Blogia
Isla al Sur

CARTAGENA EN LA MEMORIA

CARTAGENA EN LA MEMORIA

IRAIDA CALZADILLA RODRÍGUEZ

El mayor aguacero de mi vida me cayó en Cartagena de Indias. De vuelta del Centro de Convenciones, frustrada en los intentos noticiosos en un sábado de descanso, deambulé por las calles de la ciudad, evocando a aquel Calamarí con que se le conoció en los inicios y que en lengua indígena significa cangrejo.

Cartagena es una hermosa ciudad de mar a la que el Caribe le deja su huella en la sonrisa de las gentes, en el baile sensual, en la disposición a la conversación, en ese bronceado de la piel que delata a quienes viven entre la maravilla del sol y el fuego del salitre.

Avenidas bulliciosas, mercados para el regateo, lujosas boutiques, tejedoras de trenzas, magos ambulantes y vendedores de lo inaudito, suelen mezclarse como en un calidoscopio con mansiones de abolengo, modernos hoteles, estrechas calles, museos, grupos musicales, balcones impredecibles y casas abiertas a la luz, en una plaza cosmopolita que se hace y rehace como emporio turístico.

Pero eso es sólo una visión idílica que puede creerse el visitante de paso. Habrá que desandar durante horas por sus rincones, conversar, meterse más allá de la mascarada para turistas, pulsar sentimientos y esperanzas, para conocer a esa otra Cartagena a la que no siempre se le añade el sudor de los productores de café, caña de azúcar, o en la refinación de petróleo. Mucho menos para recordarle sus casuchas mal iluminadas, asentadas en callejuelas como caminos vecinales.

En esta ciudad de luz donde el turista cree alcanzar el paraíso, me encontré a Ismael, el guía, y sus angustias por buscar cada día el salario: "Mi mujer me espera para la compra de hoy.

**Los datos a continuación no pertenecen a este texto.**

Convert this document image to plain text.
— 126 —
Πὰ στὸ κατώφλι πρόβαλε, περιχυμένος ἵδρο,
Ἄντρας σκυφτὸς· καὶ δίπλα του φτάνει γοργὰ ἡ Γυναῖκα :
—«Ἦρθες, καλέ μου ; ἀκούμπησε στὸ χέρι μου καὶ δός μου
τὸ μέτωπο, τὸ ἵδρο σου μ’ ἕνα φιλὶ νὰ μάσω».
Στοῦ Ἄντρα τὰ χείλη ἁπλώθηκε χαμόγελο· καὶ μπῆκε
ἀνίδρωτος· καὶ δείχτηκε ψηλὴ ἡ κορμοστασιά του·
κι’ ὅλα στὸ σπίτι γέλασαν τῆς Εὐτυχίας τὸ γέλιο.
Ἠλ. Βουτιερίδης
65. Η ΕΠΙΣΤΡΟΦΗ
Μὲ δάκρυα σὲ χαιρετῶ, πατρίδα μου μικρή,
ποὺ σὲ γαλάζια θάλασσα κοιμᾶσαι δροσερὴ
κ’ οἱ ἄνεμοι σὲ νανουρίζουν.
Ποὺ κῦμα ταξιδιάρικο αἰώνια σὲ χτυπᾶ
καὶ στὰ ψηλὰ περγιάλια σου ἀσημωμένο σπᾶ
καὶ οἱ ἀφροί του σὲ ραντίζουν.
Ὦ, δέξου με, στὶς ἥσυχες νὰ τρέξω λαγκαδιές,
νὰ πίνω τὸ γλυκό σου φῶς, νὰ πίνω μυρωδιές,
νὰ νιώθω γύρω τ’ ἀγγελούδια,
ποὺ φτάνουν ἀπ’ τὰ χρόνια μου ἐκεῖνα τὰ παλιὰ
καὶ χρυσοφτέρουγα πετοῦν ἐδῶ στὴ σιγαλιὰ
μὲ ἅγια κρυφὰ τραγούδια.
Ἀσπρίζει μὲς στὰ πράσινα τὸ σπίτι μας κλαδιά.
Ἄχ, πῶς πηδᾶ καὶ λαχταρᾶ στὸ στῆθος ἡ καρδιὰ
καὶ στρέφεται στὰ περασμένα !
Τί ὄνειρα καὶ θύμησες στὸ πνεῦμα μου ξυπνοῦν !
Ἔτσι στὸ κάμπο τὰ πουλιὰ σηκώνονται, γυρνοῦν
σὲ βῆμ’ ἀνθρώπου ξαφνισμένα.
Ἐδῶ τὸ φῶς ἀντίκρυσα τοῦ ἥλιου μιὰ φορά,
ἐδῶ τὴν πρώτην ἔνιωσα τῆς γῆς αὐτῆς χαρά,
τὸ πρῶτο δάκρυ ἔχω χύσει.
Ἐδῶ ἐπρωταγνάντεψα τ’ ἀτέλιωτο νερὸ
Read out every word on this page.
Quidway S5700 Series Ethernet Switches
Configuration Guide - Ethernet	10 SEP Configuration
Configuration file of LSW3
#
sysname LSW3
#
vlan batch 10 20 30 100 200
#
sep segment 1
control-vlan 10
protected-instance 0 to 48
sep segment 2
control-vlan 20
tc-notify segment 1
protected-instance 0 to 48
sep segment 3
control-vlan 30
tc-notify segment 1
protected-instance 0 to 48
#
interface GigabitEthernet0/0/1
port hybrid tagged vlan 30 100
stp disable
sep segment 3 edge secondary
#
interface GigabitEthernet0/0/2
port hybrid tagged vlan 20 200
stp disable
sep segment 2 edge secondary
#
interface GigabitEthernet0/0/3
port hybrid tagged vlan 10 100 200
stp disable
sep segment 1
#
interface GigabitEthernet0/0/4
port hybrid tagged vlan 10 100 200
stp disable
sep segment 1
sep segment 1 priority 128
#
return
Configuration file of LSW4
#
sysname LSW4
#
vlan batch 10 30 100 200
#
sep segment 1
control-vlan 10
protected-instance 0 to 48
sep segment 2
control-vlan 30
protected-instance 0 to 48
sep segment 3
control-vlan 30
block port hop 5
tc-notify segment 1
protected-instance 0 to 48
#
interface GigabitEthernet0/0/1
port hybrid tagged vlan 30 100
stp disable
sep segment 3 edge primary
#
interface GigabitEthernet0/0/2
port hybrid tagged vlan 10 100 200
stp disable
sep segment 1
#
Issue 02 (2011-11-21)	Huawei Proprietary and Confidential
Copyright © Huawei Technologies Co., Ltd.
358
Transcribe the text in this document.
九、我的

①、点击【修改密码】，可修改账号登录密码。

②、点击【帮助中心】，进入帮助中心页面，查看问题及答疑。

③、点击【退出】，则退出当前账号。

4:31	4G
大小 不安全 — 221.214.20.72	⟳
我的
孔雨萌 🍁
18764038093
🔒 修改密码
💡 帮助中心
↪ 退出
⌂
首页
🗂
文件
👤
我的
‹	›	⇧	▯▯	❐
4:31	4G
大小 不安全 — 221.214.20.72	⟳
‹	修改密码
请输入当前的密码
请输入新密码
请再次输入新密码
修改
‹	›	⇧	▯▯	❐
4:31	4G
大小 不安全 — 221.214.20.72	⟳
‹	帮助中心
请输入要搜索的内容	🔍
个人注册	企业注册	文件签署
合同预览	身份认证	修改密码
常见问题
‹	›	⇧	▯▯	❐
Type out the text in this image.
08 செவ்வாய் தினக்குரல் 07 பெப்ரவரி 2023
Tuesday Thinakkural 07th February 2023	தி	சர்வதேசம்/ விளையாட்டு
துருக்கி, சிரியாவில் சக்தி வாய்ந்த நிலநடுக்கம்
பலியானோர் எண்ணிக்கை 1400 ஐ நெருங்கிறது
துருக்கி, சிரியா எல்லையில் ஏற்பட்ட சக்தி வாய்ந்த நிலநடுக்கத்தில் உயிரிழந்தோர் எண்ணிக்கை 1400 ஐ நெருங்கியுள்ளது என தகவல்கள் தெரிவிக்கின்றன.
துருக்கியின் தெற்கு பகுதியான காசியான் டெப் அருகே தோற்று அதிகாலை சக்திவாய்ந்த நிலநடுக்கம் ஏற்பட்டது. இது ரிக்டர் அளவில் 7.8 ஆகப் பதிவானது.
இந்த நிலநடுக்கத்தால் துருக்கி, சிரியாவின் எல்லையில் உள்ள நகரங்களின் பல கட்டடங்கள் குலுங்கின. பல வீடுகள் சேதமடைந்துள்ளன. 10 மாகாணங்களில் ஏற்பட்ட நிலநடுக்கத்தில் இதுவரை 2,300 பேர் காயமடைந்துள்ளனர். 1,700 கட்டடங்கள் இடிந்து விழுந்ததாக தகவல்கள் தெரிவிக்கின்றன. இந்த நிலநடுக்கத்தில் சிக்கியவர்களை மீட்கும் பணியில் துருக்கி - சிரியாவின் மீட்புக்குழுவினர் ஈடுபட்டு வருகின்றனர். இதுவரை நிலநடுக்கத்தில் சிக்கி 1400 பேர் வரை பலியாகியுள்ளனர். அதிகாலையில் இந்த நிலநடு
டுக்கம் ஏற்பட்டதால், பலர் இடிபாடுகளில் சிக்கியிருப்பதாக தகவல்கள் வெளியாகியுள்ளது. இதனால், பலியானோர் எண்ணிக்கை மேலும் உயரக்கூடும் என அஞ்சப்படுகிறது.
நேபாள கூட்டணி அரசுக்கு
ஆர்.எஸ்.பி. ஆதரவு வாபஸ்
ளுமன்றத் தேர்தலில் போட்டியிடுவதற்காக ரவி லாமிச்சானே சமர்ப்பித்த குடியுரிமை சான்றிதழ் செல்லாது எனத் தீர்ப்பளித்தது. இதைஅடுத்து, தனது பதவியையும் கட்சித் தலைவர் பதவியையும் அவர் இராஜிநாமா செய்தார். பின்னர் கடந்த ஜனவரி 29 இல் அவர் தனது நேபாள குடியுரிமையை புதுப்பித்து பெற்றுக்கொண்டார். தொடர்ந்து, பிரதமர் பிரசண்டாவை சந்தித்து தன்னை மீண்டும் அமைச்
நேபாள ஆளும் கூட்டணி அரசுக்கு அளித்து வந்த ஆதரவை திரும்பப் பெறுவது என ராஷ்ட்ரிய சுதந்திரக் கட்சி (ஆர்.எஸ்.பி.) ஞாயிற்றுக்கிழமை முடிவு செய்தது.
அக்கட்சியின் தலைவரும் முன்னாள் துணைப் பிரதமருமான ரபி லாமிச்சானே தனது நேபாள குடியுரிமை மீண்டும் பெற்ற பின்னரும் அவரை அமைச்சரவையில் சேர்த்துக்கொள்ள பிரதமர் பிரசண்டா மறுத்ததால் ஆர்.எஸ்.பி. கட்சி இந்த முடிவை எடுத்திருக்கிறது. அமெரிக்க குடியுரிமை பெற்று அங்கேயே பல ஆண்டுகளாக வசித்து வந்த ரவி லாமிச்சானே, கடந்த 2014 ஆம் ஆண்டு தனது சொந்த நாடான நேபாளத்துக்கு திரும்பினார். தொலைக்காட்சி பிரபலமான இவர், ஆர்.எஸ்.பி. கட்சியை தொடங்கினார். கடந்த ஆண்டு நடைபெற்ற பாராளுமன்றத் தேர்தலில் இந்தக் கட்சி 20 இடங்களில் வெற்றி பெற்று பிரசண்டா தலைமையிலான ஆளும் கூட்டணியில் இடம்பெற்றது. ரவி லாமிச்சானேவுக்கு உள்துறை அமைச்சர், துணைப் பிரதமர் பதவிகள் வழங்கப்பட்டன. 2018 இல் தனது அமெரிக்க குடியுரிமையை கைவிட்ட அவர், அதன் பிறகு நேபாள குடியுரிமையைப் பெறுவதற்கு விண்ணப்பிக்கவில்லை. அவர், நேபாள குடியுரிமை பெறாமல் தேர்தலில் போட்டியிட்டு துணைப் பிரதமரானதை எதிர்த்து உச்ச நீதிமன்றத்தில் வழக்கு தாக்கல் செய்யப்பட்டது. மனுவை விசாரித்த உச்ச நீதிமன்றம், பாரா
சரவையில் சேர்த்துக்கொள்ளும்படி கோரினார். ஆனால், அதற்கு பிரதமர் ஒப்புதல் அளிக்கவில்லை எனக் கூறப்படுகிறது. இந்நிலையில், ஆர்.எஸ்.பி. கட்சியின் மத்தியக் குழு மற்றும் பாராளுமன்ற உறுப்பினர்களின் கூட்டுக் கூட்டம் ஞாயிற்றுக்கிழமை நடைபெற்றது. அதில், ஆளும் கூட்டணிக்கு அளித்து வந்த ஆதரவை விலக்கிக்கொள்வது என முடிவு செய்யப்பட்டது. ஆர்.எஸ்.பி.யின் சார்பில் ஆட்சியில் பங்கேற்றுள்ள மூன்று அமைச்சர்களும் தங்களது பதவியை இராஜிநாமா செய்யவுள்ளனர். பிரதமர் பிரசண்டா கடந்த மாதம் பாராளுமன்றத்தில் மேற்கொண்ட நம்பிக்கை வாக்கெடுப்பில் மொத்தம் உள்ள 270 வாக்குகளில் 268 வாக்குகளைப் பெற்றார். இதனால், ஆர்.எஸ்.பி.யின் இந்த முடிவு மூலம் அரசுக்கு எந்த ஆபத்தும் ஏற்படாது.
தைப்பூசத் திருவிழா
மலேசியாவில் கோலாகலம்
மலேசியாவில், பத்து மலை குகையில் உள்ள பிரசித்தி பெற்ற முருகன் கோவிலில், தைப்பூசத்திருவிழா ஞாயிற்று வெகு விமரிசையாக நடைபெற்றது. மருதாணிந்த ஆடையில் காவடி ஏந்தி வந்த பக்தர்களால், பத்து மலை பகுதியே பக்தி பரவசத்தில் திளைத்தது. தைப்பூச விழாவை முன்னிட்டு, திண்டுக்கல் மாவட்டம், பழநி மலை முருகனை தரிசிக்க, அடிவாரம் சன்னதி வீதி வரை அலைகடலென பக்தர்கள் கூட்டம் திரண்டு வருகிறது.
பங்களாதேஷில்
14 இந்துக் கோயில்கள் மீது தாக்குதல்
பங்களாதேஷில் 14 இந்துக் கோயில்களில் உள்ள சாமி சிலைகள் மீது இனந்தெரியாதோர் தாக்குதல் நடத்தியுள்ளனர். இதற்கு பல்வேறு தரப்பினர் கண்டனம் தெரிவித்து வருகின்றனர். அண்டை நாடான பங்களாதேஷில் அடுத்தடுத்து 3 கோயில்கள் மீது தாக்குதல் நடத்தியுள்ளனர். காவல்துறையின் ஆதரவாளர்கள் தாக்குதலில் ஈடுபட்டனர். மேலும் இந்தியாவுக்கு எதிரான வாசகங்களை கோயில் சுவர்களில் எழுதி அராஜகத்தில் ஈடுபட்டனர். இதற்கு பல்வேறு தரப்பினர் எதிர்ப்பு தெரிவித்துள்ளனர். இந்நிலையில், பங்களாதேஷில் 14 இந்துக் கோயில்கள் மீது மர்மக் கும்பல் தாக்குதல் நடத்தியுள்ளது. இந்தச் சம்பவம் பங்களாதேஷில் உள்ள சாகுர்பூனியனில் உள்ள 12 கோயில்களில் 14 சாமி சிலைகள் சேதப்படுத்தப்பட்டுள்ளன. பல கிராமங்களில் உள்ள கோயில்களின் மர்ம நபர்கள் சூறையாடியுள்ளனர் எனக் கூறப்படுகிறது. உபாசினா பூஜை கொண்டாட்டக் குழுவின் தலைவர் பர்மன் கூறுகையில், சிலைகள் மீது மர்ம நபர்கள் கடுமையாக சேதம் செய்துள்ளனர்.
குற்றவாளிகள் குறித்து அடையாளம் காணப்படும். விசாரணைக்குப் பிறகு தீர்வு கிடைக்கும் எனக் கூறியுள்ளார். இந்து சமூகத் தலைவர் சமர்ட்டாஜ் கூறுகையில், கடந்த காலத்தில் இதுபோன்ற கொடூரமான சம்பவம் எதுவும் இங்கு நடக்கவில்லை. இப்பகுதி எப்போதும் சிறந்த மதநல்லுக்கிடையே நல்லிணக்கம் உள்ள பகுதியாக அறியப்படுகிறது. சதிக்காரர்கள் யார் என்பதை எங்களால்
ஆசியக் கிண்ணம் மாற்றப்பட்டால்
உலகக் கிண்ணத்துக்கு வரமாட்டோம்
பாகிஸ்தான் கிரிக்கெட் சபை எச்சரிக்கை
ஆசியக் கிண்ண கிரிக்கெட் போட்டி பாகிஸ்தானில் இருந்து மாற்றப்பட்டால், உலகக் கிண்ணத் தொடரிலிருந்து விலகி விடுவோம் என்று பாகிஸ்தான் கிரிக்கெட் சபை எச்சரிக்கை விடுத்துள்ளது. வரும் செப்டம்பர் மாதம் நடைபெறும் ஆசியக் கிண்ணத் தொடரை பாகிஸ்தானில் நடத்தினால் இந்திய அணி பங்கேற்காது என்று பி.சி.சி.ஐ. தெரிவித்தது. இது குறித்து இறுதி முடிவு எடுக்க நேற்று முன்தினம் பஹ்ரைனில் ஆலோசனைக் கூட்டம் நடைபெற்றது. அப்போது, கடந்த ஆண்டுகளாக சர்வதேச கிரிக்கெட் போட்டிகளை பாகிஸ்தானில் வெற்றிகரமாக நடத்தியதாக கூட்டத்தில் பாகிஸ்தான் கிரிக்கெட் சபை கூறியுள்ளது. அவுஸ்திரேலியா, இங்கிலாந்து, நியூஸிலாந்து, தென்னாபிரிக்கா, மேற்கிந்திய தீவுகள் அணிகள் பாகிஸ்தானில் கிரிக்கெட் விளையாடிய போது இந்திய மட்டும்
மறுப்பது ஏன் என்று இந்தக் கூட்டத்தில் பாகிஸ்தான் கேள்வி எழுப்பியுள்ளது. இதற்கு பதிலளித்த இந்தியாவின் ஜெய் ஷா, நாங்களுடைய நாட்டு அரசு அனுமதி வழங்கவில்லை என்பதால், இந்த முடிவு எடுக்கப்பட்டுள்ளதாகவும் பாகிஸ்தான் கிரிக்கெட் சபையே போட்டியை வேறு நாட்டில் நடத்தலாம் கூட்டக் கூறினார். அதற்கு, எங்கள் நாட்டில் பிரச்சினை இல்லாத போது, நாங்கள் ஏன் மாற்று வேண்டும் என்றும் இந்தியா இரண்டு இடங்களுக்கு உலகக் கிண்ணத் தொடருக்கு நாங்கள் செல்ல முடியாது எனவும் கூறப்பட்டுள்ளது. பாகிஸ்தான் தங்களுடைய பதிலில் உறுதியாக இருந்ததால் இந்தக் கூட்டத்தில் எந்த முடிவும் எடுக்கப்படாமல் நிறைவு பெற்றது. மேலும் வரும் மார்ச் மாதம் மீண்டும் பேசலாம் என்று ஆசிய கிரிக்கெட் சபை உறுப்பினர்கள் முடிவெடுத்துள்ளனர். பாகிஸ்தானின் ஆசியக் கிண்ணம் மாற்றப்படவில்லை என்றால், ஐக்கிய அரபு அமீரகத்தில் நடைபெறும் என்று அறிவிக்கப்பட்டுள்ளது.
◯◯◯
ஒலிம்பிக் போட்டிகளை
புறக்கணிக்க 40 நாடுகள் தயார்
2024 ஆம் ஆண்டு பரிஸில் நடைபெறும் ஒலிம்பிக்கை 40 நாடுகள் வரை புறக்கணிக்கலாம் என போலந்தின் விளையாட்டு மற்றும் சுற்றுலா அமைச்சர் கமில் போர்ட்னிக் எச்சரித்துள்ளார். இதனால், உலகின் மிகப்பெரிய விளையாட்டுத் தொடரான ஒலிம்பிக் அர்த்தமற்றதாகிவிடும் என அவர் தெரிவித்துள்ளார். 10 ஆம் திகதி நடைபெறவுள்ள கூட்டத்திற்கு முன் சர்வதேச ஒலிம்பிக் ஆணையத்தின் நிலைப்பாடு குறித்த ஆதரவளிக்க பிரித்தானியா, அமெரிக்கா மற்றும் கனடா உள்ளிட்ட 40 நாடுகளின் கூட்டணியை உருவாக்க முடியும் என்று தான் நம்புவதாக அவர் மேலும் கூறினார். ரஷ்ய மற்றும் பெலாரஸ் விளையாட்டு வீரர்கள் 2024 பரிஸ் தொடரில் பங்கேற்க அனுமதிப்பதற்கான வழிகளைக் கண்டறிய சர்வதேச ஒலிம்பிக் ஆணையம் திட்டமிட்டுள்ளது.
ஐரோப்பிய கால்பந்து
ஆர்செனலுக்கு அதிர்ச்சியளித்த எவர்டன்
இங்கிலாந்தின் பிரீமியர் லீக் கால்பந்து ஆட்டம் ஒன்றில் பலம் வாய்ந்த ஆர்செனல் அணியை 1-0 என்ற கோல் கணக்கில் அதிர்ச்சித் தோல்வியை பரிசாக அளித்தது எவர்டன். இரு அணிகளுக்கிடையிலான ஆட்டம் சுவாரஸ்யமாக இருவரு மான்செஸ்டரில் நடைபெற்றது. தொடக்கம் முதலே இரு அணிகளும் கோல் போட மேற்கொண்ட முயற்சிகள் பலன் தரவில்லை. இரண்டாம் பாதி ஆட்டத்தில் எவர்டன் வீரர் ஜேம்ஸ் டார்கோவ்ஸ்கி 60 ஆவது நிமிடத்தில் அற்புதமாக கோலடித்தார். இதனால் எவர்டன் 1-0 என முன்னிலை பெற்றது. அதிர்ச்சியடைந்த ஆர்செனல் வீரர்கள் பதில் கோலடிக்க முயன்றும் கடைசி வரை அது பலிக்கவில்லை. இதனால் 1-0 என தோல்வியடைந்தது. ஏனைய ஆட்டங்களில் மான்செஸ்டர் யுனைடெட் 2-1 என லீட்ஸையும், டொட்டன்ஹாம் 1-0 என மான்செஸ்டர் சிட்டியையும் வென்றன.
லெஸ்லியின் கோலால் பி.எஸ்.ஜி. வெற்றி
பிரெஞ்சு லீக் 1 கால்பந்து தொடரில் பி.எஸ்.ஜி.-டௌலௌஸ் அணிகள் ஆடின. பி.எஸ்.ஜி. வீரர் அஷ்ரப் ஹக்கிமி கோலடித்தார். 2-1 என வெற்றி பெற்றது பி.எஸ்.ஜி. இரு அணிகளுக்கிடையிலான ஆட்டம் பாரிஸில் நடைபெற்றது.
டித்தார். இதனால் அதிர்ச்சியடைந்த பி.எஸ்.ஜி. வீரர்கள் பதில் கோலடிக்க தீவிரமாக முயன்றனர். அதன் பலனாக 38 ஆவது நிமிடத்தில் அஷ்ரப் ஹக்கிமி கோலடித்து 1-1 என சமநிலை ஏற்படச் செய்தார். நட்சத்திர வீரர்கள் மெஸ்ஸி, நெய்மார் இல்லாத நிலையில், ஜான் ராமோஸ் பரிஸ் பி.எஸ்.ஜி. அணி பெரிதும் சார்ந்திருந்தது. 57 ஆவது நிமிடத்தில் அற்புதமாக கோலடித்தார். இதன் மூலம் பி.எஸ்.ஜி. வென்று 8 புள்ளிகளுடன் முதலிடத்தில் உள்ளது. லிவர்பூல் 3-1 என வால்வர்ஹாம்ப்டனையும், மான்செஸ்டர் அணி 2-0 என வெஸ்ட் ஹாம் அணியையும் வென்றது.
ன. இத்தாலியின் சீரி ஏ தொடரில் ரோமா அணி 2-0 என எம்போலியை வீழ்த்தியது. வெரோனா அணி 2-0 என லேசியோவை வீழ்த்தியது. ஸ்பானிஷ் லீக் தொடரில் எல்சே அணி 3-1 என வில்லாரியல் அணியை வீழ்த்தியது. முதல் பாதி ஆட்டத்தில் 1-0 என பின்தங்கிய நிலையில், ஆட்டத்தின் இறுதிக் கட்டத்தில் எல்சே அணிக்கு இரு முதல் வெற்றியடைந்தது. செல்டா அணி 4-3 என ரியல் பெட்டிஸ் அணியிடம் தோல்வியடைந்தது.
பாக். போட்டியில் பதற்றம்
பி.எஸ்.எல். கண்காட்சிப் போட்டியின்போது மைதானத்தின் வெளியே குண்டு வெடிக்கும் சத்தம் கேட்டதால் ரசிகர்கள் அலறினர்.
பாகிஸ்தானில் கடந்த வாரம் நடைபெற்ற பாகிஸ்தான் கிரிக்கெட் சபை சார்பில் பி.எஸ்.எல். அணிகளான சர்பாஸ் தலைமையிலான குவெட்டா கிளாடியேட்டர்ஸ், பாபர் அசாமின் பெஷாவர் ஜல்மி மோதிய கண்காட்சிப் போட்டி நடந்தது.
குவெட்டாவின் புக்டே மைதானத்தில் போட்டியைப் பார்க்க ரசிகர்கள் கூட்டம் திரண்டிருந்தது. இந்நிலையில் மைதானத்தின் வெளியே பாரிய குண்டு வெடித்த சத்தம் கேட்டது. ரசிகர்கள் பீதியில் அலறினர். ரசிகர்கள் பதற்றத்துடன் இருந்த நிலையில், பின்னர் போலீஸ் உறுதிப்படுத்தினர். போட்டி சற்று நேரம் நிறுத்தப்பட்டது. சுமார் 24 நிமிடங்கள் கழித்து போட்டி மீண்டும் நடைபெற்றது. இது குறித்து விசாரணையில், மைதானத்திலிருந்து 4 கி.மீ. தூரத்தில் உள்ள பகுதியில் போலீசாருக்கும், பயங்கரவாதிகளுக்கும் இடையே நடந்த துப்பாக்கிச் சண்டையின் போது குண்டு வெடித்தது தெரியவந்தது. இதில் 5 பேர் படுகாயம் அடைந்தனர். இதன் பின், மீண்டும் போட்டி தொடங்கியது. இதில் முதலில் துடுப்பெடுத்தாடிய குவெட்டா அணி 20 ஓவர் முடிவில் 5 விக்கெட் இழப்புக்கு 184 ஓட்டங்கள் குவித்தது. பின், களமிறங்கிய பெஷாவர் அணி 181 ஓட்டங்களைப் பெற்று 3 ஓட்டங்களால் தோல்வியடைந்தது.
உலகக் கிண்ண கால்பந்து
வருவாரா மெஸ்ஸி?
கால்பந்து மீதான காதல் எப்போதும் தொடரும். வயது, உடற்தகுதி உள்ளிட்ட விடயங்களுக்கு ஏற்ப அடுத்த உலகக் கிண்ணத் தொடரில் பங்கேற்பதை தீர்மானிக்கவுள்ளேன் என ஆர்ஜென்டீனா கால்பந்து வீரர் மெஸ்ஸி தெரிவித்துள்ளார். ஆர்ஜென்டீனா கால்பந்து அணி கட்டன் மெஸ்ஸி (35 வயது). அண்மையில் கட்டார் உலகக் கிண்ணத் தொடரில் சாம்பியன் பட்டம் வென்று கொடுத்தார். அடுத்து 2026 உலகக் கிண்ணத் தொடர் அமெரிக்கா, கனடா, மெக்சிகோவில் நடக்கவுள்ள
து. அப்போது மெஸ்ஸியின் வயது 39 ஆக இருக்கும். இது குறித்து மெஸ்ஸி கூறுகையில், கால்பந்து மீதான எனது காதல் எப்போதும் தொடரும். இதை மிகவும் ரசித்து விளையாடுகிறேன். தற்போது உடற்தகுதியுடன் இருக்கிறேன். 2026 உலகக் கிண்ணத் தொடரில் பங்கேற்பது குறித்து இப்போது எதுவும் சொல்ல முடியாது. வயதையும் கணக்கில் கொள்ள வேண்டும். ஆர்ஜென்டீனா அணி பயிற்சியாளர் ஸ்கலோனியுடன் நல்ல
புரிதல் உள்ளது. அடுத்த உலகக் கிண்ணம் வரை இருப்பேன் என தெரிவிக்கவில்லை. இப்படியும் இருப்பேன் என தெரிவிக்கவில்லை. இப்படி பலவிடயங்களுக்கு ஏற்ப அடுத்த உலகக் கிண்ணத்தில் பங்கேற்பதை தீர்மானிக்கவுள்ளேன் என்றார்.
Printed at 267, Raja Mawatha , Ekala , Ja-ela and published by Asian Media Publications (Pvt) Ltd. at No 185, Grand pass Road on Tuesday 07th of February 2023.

Tengo varios trabajos y con eso voy estirando los pesitos"; a José, el vendedor ambulante de espejuelos: "Doña, hay que caminar mucho para ganar algo"; y a Karel, la tejedora de trenzas, cada una por 100 pesos colombianos: "Si no las hago rápido, se me espanta la clientela".

Bien me vino el Centro de Convenciones cerrado y sus guardias circunspectos orientándome hacia un lunes que no volvería. Quizás perdí anotar cifras y perspectivas de reuniones. Gané, a cambio, ese contacto con la gente que me creía una bogotana dedicada a oficios de maestra, abogada o periodista. "Aquí nos convienen los grandes eventos: la ciudad se repara, hay nuevos puestos de trabajo y vienen más turistas que dejan plata", decía el viejo Othoniel, mientras enseñaba su mercancía de caracoles y piedras de mar.

En los inicios del ocaso y de vuelta al hotel, me acompañó el torrencial aguacero. Traía en la memoria, ya para siempre, el barrio de Manga y sus mansiones de estilo morisco, victoriano y republicano, el muelle de los Pegasos, la Torre del Reloj, los hermosos portones, la Plaza de los Coches, el Castillo de San Felipe del Barajas, el monasterio de La Popa, fortificaciones, claustros y pintorescas callejuelas de una ciudad que es merecidamente Patrimonio Histórico y Cultural de la Humanidad. Y me traje, también, el palpitar humano.